SARATOGA SPRINGS, N.Y. -- For the horse racing enthusiast and the hardcore handicapper, Saturday's $500,000 Sword Dancer Invitational at Saratoga is head-scratching.
The horse enthusiast will be torn between wanting Grand Couturier to become the first horse to win this Grade 1 event for the third straight year or for 2004 Sword Dancer winner Better Talk Now to become the first 10-year-old to win a Grade 1 race on the flats at the Spa.
For the hardcore handicapper looking to beat Grand Couturier and Better Talk Now -- who by the way finished one-two in this race last year -- the options are plentiful. A case could be made for almost any of the other eight entrants set to contest the 1 1/2 miles over Saratoga's inner turf course.
The Sword Dancer is the 10th race on an 11-race card that begins at 1 p.m. ET. The Sword Dancer is the third leg of a late pick four wager that has a guaranteed pool of $500,000.
Trainer Robert Ribaudo and owner Marc Keller targeted the 2009 Sword Dancer the day after Grand Couturier overcame a stumble and a check in upper stretch to win the 2008 Sword Dancer. There is a just-great-to-be-here feel to it along with a hope that he could pull it off. Grand Couturier enters the Sword Dancer off two subpar finishes, not terribly different than the last two years.

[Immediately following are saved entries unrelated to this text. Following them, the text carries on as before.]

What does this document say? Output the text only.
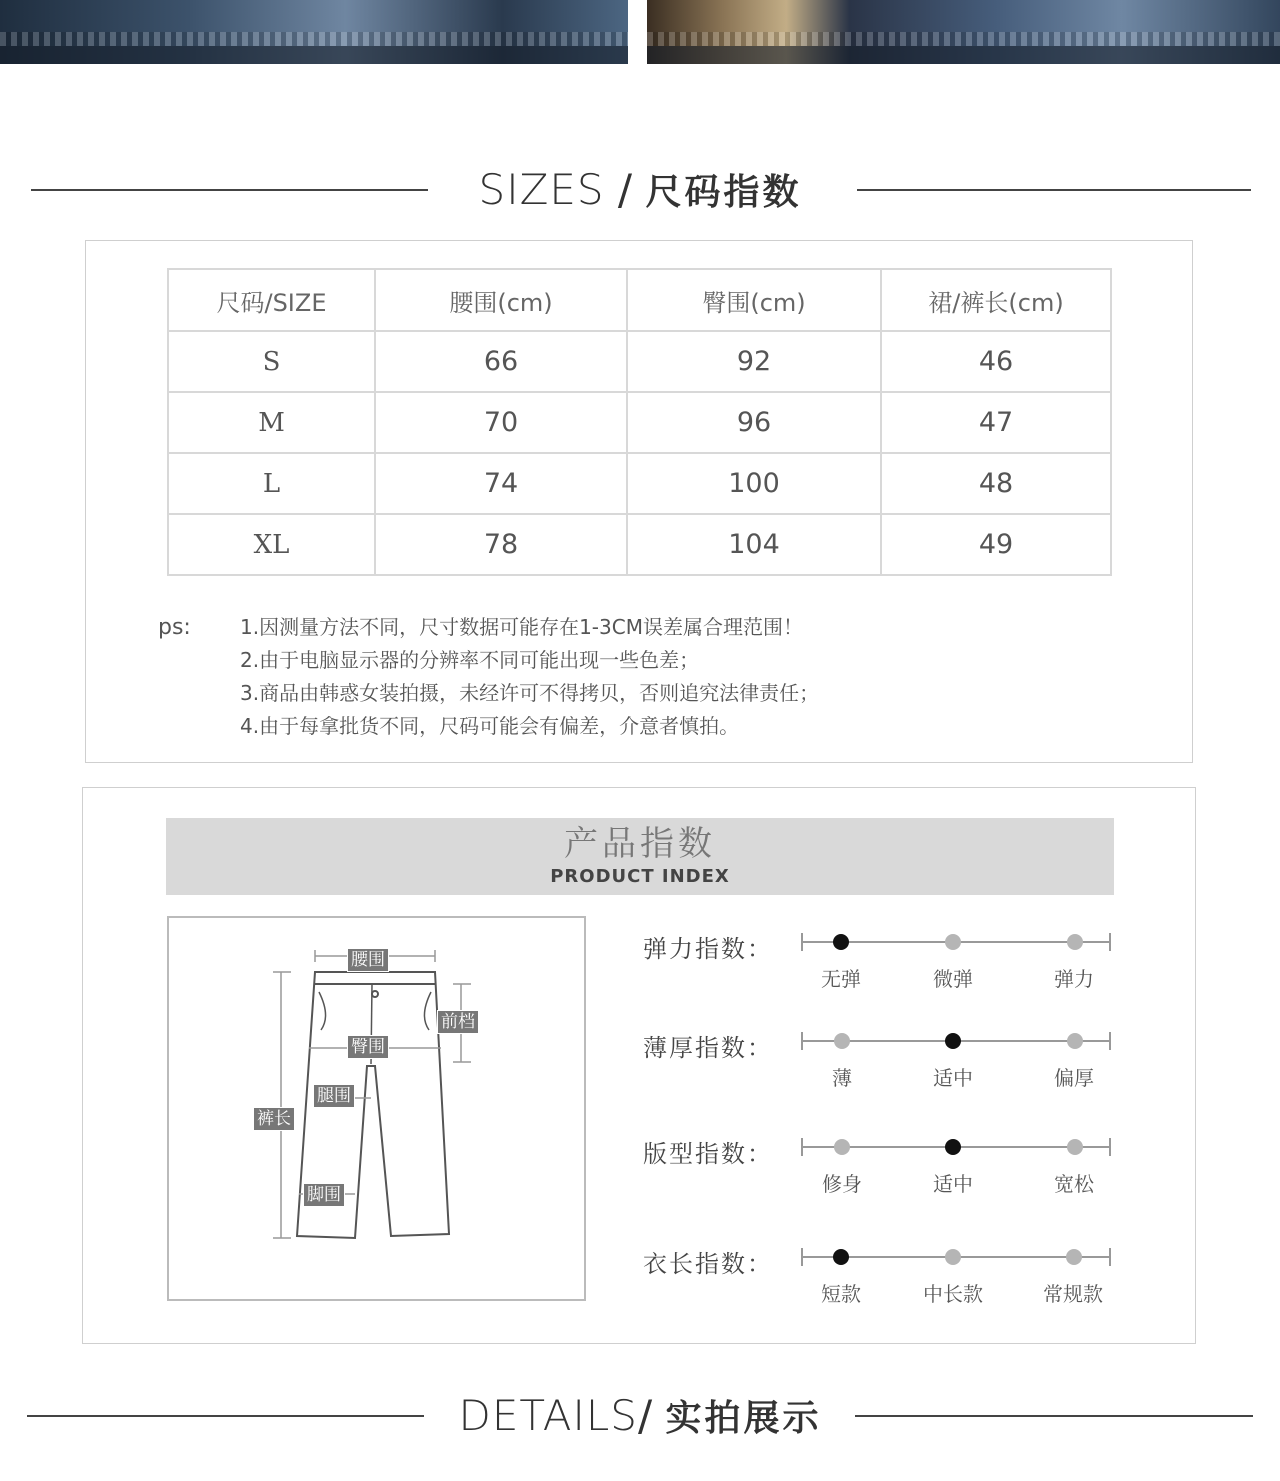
SIZES / 尺码指数
尺码/SIZE	腰围(cm)	臀围(cm)	裙/裤长(cm)
S	66	92	46
M	70	96	47
L	74	100	48
XL	78	104	49
ps: 1.因测量方法不同，尺寸数据可能存在1-3CM误差属合理范围！
2.由于电脑显示器的分辨率不同可能出现一些色差；
3.商品由韩惑女装拍摄，未经许可不得拷贝，否则追究法律责任；
4.由于每拿批货不同，尺码可能会有偏差，介意者慎拍。
产品指数
PRODUCT INDEX
腰围
臀围
前档
腿围
裤长
脚围
弹力指数：
无弹	微弹	弹力
薄厚指数：
薄	适中	偏厚
版型指数：
修身	适中	宽松
衣长指数：
短款	中长款	常规款
DETAILS/ 实拍展示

"We just want to be here, have an opportunity,'' Ribaudo said. "If he's good enough, he'll win, if he's not good enough, he'll run his race and wherever he finishes ... as long as he comes back safe. It's just a sigh of relief after planning from the day after the Sword Dancer last year at least to have him physically in good shape and able to run.''
Alan Garcia rides Grand Couturier from the rail.
At the beginning of the year, trainer Graham Motion put the Sword Dancer near the top of his list for Better Talk Now's 10-year-old campaign. Better Talk Now, who has lost 11 straight races since winning the 2007 Manhattan, missed last month's United Nations Stakes at Monmouth Park due to a popped splint bone in a hind leg. Given the way Presious Passion won that race, Motion called missing it "a blessing in disguise.''
"Nobody was going to wear that horse down,'' Motion said. "As it is this was always kind of our goal, so you come in here fresh, really. I'm not concerned about fitness.''
Motion noted that on Aug. 1, Better Talk Now worked in company with Bullsbay, who off that work won last Saturday's Grade 1 Whitney Handicap.
The handicapper has more choices to ponder. In a race where the pace figures to be soft, perhaps it's best to look at the speed horses. Musketier comes off a second-place finish to Gio Ponti in the Man o' War. He set a contested though moderate pace, put away the other speed, and held off everybody but Gio Ponti. Breaking from post 10, Musketier is likely to be on the lead again under Jono Jones.
Then there is the wild card, Americain, a 4-year-old Kentucky-bred son of Dynaformer who makes his North American debut. He won a Group 2 in Italy in his last start and was shipped shortly thereafter to Todd Pletcher, who won this race for the same owners, brothers Alain and Gerard Wertheimer, in 2006 with Go Deputy.
Pletcher was very impressed with the colt's five-furlong workout over the Oklahoma turf course last Sunday.
"He's got good form from Europe, so we're looking forward to running him and seeing where he fits," Pletcher said. "The horse likes to be forwardly placed. I don't know that we'll on the lead. Hopefully we'll be in a stalking position.''
Quijano finished third to Gio Ponti in the Man o' War on July 11 and has remained in New York ever since, working at Belmont all summer. He appears to be a stalker and should get first run on the bevy of closers that includes Grand Couturier, Better Talk Now, Brass Hat, and Gentleman Chester.
Lauro, Rising Moon, and Telling complete the field.